Jubilou-se em 2001, mas não para ficar parado: “Desde há muitos anos, associei-me a uma Instituição Particular de Solidariedade Social (IPSS), basicamente religiosa, que é a Ordem Terceira de São Francisco”, com as suas obras sociais – Lar de Idosos e Casa Abrigo Padre Américo – “tendo já presidido à sua direção”, refere. De há dez anos a esta parte, o arquivo da Ordem Terceira de São Francisco tem sido “objeto do dedicado trabalho técnico e investigativo da sua arquivista”, Ana Margarida Dias da Silva, do Arquivo da Universidade de Coimbra. Adelino Marques confessa manter um constante interesse por esse tão importante sector da instituição, com as “oportunidades de proveitosa abordagem da vasta documentação que contém a história da Ordem”, fundada em 1659. 






Casados há quase 60 anos, Adelino Marques e a sua mulher têm dois filhos e três netas: “Elas têm 18, 16 e 14 anos e já são todas mais altas que eu”, comenta. Reconhece que conjugar a vida profissional com a pessoal nem sempre foi fácil, e considera “inestimável o importantíssimo apoio” da sua mulher nessa dinâmica: professora do Ensino Secundário, chegou, inclusive, a interromper a sua carreira para acompanhar Adelino Marques, durante os dois anos em que esteve em Paris.

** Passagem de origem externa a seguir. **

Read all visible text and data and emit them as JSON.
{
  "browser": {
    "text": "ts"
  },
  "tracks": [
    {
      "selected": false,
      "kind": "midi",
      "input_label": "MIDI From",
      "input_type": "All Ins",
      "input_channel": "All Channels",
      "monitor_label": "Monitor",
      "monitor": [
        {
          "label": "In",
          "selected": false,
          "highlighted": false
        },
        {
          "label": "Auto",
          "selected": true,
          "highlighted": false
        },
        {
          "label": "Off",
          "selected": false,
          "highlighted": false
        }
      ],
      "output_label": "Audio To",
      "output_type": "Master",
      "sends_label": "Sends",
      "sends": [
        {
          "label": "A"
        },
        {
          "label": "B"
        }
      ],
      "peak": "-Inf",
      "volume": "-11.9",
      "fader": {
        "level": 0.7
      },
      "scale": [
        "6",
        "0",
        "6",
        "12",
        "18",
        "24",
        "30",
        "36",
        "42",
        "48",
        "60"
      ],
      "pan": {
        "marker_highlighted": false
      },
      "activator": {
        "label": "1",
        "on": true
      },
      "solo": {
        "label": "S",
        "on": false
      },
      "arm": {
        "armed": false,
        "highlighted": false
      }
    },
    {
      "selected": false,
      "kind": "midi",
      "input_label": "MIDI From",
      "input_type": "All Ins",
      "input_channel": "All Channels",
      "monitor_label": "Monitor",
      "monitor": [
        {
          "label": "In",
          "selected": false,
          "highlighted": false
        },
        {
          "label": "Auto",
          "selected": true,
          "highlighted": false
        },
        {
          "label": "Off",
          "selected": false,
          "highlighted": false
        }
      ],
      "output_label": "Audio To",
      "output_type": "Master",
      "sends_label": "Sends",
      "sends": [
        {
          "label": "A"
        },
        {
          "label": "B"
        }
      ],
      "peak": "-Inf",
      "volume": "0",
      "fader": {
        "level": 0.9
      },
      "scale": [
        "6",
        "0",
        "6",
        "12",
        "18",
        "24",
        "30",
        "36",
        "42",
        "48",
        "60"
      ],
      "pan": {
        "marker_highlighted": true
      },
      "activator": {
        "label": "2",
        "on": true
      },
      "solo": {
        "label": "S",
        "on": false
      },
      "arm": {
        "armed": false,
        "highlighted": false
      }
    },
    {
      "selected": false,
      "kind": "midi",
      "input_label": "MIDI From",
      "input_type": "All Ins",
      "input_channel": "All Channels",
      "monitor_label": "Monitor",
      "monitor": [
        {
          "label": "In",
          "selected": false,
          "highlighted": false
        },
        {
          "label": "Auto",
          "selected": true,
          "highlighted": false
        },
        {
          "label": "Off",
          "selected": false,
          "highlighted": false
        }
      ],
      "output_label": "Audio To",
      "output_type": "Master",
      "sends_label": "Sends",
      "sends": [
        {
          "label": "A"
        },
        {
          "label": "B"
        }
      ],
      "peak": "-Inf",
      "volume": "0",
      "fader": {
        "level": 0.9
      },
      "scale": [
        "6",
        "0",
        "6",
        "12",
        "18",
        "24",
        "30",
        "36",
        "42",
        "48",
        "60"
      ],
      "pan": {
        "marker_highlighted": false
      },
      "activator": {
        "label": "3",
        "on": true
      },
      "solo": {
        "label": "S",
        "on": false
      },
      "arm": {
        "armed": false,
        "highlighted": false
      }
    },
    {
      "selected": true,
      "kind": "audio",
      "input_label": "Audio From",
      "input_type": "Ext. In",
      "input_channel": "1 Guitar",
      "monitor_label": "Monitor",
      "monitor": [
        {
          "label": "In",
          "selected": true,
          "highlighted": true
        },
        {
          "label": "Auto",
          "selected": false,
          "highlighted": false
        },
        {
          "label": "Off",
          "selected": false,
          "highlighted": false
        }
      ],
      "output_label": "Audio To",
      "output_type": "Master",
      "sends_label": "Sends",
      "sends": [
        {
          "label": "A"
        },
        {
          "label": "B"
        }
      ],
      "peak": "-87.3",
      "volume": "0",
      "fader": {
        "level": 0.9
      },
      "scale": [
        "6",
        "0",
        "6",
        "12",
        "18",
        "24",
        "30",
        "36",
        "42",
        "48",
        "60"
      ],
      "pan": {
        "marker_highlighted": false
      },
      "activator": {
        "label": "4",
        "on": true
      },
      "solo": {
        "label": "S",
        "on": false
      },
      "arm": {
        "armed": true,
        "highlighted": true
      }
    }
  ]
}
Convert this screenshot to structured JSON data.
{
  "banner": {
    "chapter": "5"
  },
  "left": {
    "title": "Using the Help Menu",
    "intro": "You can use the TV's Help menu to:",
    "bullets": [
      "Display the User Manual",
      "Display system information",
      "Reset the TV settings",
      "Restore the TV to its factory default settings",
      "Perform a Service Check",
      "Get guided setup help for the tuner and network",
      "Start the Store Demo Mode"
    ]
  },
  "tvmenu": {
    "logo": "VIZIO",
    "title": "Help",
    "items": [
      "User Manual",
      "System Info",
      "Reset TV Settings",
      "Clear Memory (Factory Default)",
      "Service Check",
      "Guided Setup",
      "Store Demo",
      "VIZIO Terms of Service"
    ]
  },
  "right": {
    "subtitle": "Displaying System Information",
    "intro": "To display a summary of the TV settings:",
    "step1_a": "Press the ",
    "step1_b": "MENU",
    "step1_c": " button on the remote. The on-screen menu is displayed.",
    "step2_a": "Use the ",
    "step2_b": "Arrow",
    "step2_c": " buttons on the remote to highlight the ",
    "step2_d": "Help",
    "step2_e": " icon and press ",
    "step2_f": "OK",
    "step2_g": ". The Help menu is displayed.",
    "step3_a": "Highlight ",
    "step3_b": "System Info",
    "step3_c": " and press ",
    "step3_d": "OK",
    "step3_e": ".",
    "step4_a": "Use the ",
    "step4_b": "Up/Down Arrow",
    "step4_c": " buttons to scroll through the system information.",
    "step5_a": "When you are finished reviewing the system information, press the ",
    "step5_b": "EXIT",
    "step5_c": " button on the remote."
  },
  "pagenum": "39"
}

Para Adelino Marques, a grande qualidade do seu curso de Medicina - o da “decantada Balada de Despedida do Curso Médico de 1952-1958” - é o companheirismo, a camaradagem, “com tudo o que isso significa”. E significa tanto que, desde o oitavo ano de formatura, todos os seus 127 alunos decidiram realizar um encontro anual, prática que até hoje se mantém. Atualmente, o encontro acontece sempre em Coimbra e, para além do convívio, há também espaço para a “saudade dos muitos que, entretanto, partiram”. Mas, em anos anteriores, o grupo fazia questão de marcar encontro um pouco por todo o País. Esse espírito de corpo manifestou-se na “homenagem que o curso prestou ao seu condiscípulo Alexandre Linhares Furtado, em 27 de maio de 2018”, conforme indica. 

Adelino Marques

Homenagem do curso a Alexandre Linhares Furtado.
Da esquerda para a direita: Ramiro de Castro Almeida, Alexandre Linhares Furtado, Adelino Marques e Henrique Vilaça Ramos


Hoje, refere que, quando entra nos HUC, “felizmente ainda não como doente”, encontra sempre alguém que o saúda de modo cordial: “Sou acolhido por antigos alunos, médicos, enfermeiros e pessoal auxiliar, que até vêm ao beijinho! E todos com um sorriso”.


Adelino Marques orgulha-se das suas realizações profissionais. E tem motivos para isso: “Eu olho para trás e gosto de falar na obra feita. Montei um Serviço [de Nefrologia] e pu-lo a funcionar, durante todos aqueles anos. Hoje, é um dos melhores serviços do País, com uma bela equipa de médicos especialistas, que ainda inclui vários dos muitos que formei; dela me orgulho”, admite. No Natal, é sempre convidado para ir “ao jantarinho da praxe”, organizado pelo Serviço: “E não me canso de os ver lá a todos!”, diz, embevecido.  


O percurso de vida de Adelino Marques é feito destes episódios, mas também de muitos outros, que ficam por contar, pois dariam para outras tantas linhas escritas. Quanto à sua dedução inicial? Decerto, não nos levará a mal por considerarmos que se equivocou quanto à mesma. Às vezes, lembramo-nos mesmo de muito mais do que aquilo que julgamos.